Subject to certain maximum price restrictions, in Canada, According to the guidelines of the Canadian Mortgage and Housing Corporation (CMHC), a minimum down payment of 5% of the total cost of the prospective property is required to purchase a home and must be from your own funds or a gift from a family member and cannot be borrowed.
5What is “High-Ratio” Mortgage?
A mortgage when the down payment is less than 20% of the appraised value or purchase price of the property. A high-ratio mortgage is subject to mortgage insurance (CMHC fees)..
6What is “Conventional Mortgage”?
A mortgage when the down payment is more than 20% of the appraised value or purchase price of the property.

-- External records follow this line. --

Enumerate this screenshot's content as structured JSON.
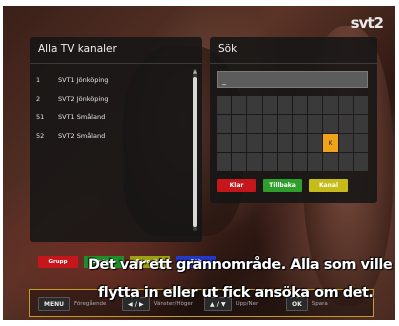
{
  "channel_logo": "svt2",
  "list_panel": {
    "title": "Alla TV kanaler",
    "channels": [
      {
        "number": "1",
        "name": "SVT1 Jönköping"
      },
      {
        "number": "2",
        "name": "SVT2 Jönköping"
      },
      {
        "number": "51",
        "name": "SVT1 Småland"
      },
      {
        "number": "52",
        "name": "SVT2 Småland"
      }
    ]
  },
  "search_panel": {
    "title": "Sök",
    "query": "_",
    "selected_key_label": "K",
    "buttons": {
      "done": "Klar",
      "back": "Tillbaka",
      "channel": "Kanal"
    }
  },
  "color_keys": {
    "red": "Grupp",
    "green": "Sortera",
    "yellow": "Favoriter",
    "blue": "Sök"
  },
  "subtitles": {
    "line1": "Det var ett grannområde. Alla som ville",
    "line2": "flytta in eller ut fick ansöka om det."
  },
  "nav": {
    "menu_key": "MENU",
    "menu_label": "Föregående",
    "lr_key": "◀ / ▶",
    "lr_label": "Vänster/Höger",
    "ud_key": "▲ / ▼",
    "ud_label": "Upp/Ner",
    "ok_key": "OK",
    "ok_label": "Spara"
  },
  "colors": {
    "red": "#c7161b",
    "green": "#2f9f2c",
    "yellow": "#c5bc19",
    "blue": "#2538c6",
    "highlight": "#f0a318",
    "nav_border": "#c59a25"
  }
}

A conventional mortgage is not subject to mortgage insurance (CMHC fees).
7When do i need mortgage loan insurance?
When the down payment is less than 20%, the borrower is required by law to have mortgage insurance, to insure the lender against a mortgage default. Mortgage loan insurance provided by CMHC (Canada Mortgage and Housing Corporation) or Genworth.
8What can i use as a down payment?
Most lenders will accept gifts from family as an acceptable down payment (when the fund is not a loan). First-time homebuyers can use your RRSP savings to help finance a down payment. With the federal government’s Home Buyers’ Plan, you can use up to $20,000 in RRSP savings ($40,000 for a couple) to help pay for your down payment on your first home. You then have 15 years to repay your RRSP.

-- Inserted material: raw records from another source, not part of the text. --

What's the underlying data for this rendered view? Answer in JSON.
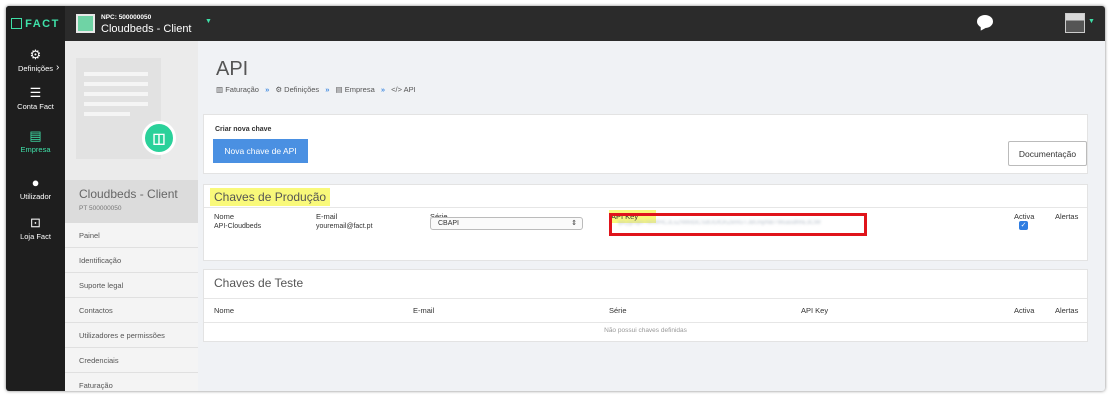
{
  "topbar": {
    "logo": "FACT",
    "company_nif": "NPC: 500000050",
    "company_name": "Cloudbeds - Client"
  },
  "leftnav": {
    "items": [
      {
        "label": "Definições",
        "icon": "gears-icon"
      },
      {
        "label": "Conta Fact",
        "icon": "menu-icon"
      },
      {
        "label": "Empresa",
        "icon": "building-icon"
      },
      {
        "label": "Utilizador",
        "icon": "user-icon"
      },
      {
        "label": "Loja Fact",
        "icon": "store-icon"
      }
    ]
  },
  "sidebar": {
    "client_name": "Cloudbeds - Client",
    "client_nif": "PT 500000050",
    "items": [
      "Painel",
      "Identificação",
      "Suporte legal",
      "Contactos",
      "Utilizadores e permissões",
      "Credenciais",
      "Faturação"
    ]
  },
  "page": {
    "title": "API",
    "breadcrumb": [
      "Faturação",
      "Definições",
      "Empresa",
      "API"
    ]
  },
  "newkey": {
    "label": "Criar nova chave",
    "button": "Nova chave de API",
    "doc_button": "Documentação"
  },
  "production": {
    "title": "Chaves de Produção",
    "headers": [
      "Nome",
      "E-mail",
      "Série",
      "API Key",
      "Activa",
      "Alertas"
    ],
    "row": {
      "name": "API-Cloudbeds",
      "email": "youremail@fact.pt",
      "serie": "CBAPI",
      "api_key": "ljaQgnqeFNkWHCJLsZNWd3CSdUGfOnZkmGTJBUnpNBTWuasdhhE3C9lr",
      "active": true
    }
  },
  "test": {
    "title": "Chaves de Teste",
    "headers": [
      "Nome",
      "E-mail",
      "Série",
      "API Key",
      "Activa",
      "Alertas"
    ],
    "empty": "Não possui chaves definidas"
  },
  "colors": {
    "accent": "#3fe0a8",
    "primary_button": "#4a90e2",
    "highlight": "#f9f97a",
    "red_box": "#e0141b"
  }
}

9How much mortgage can I afford?
In order to determine the amount of a mortgage you can qualify, lenders’ have guidelines for the qualification ratios: Gross Debt Service ratio and Total Debt Service ratio, or “GDS” and “TDS”.

Gross Debt Service Ratio (GDS) – The percentage of your gross income which you will be using to pay for the mortgage payment including property taxes. Generally, lenders will have an acceptable Gross Debt Service ratio ranging from 28-32%. In other words, 28-32% of the monthly household income can be set aside for the mortgage payment. The mortgage payment, property taxes, half of the monthly condominium maintenance fees and heating costs should be up to 32% of your taxable income.

Total Debt Service Ratio (TDS) – The percentage of your gross income which you will be using to pay for the mortgage payment including property taxes and all other debt payment such as credit cards and bank loans. Generally, most lenders will have an acceptable Total Debt Service ratio of 36-40%. In other words, 36-40% of the monthly household income can be set aside for the total debt obligations, including their future mortgage payment. All of your monthly debt payments, including car loans, credit cards, lines of credit payments should be up to 40% of your taxable income.
10What are Closing Costs?
Closing costs are fees paid at the closing of a real estate transaction and associated with the costs when the title to the property is conveyed to the buyer. (about 1.5% of the basic purchase price)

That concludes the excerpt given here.